Formed in 1815, the Cambridge Union Debating Society is, today, considered the oldest debating society in the world but, in Mill’s time, was still relatively novel. The establishment of the society emerged, in part, from the growing emphasis on debate as a practice within Parliamentary politics. The society served as a training grounds, teaching young men the procedures they would need to know in order to enter government later in life. Conversely, the society also played a role in shaping the rhetorical traditions of Parliament as it developed following reforms in 1832.

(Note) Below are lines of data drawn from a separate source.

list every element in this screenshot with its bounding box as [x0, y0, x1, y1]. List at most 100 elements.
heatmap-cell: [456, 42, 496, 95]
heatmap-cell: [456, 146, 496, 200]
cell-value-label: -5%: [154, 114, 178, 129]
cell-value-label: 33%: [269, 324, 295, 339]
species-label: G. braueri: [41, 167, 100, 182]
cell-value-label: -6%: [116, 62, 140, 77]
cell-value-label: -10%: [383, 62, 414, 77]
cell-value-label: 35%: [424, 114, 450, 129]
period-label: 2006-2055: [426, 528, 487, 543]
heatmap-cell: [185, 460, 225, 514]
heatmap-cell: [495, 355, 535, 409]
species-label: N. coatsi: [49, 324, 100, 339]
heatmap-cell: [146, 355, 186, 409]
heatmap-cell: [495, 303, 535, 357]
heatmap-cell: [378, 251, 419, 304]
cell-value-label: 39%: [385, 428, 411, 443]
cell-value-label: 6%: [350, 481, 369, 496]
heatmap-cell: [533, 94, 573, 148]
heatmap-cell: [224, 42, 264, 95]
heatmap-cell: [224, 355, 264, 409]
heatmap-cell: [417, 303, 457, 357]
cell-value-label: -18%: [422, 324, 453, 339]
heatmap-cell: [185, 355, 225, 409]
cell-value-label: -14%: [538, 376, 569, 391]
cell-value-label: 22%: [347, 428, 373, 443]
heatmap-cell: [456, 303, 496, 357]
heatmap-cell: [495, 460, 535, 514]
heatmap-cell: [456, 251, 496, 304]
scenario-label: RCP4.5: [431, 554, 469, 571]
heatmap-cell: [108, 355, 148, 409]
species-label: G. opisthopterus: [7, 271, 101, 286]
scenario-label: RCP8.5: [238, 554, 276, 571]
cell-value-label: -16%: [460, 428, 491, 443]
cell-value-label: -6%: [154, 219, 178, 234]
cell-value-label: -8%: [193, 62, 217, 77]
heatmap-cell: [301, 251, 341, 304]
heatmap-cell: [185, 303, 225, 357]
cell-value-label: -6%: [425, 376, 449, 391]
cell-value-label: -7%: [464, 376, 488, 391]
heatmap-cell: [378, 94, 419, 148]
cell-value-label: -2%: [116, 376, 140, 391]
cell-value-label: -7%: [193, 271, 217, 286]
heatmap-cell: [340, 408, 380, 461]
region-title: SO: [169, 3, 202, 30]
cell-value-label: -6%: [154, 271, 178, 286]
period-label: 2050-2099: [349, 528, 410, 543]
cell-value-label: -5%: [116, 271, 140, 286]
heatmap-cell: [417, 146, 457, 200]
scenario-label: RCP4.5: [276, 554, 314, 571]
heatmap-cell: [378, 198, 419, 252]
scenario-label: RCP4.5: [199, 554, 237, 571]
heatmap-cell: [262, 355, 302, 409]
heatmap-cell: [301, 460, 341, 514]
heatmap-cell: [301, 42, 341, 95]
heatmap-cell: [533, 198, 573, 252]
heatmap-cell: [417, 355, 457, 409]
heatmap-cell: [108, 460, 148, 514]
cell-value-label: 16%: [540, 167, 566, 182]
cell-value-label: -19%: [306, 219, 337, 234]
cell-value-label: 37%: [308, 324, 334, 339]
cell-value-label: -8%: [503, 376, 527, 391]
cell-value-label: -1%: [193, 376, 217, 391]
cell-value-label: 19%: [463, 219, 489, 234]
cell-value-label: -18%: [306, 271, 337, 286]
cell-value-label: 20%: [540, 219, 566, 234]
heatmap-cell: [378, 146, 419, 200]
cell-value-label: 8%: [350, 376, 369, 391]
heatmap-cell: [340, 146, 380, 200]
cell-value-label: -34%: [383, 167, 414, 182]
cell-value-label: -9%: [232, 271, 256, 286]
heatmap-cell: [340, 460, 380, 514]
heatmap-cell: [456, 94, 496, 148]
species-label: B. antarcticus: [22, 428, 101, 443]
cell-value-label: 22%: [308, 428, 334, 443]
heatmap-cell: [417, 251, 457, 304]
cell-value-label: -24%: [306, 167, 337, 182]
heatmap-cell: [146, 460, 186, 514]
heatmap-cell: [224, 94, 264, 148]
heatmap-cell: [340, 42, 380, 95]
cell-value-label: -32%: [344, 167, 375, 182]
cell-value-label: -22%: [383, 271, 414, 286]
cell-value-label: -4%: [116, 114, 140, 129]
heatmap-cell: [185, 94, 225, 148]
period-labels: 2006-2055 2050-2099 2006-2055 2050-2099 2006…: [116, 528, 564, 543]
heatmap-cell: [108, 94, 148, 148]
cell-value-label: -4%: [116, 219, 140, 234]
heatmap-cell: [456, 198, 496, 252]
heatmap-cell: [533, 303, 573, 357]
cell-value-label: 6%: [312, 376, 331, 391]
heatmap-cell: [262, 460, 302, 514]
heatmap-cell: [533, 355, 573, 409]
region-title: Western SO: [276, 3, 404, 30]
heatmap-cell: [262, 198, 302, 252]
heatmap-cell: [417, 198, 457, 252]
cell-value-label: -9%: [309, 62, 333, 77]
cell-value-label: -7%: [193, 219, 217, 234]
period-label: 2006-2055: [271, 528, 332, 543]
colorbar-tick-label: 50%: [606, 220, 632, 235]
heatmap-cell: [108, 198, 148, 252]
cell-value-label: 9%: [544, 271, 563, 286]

Mill describes the society as, “an arena where what were then thought extreme opinions, in politics and philosophy, were weekly asserted, face to face with their opposites…many persons afterwards of more or less note gained their first oratorical laurels in those debates” (Mill 45), underscoring how the power of the society extended far beyond university. Moreover, the influence of his observing balanced debates with opposites facing one another can be seen in Mill’s On Liberty, which argues for taking a disinterested stance in the public sphere so that one can weigh different opinions equally. Moreover, he describes his interactions with Charles Austin, a member of the Cambridge Union Debating Society, as the first time he felt himself to be “a man among men” (Mill 46). Mill’s interactions with the society, at least implicitly, shaped his conception of self and belief in egalitarianism.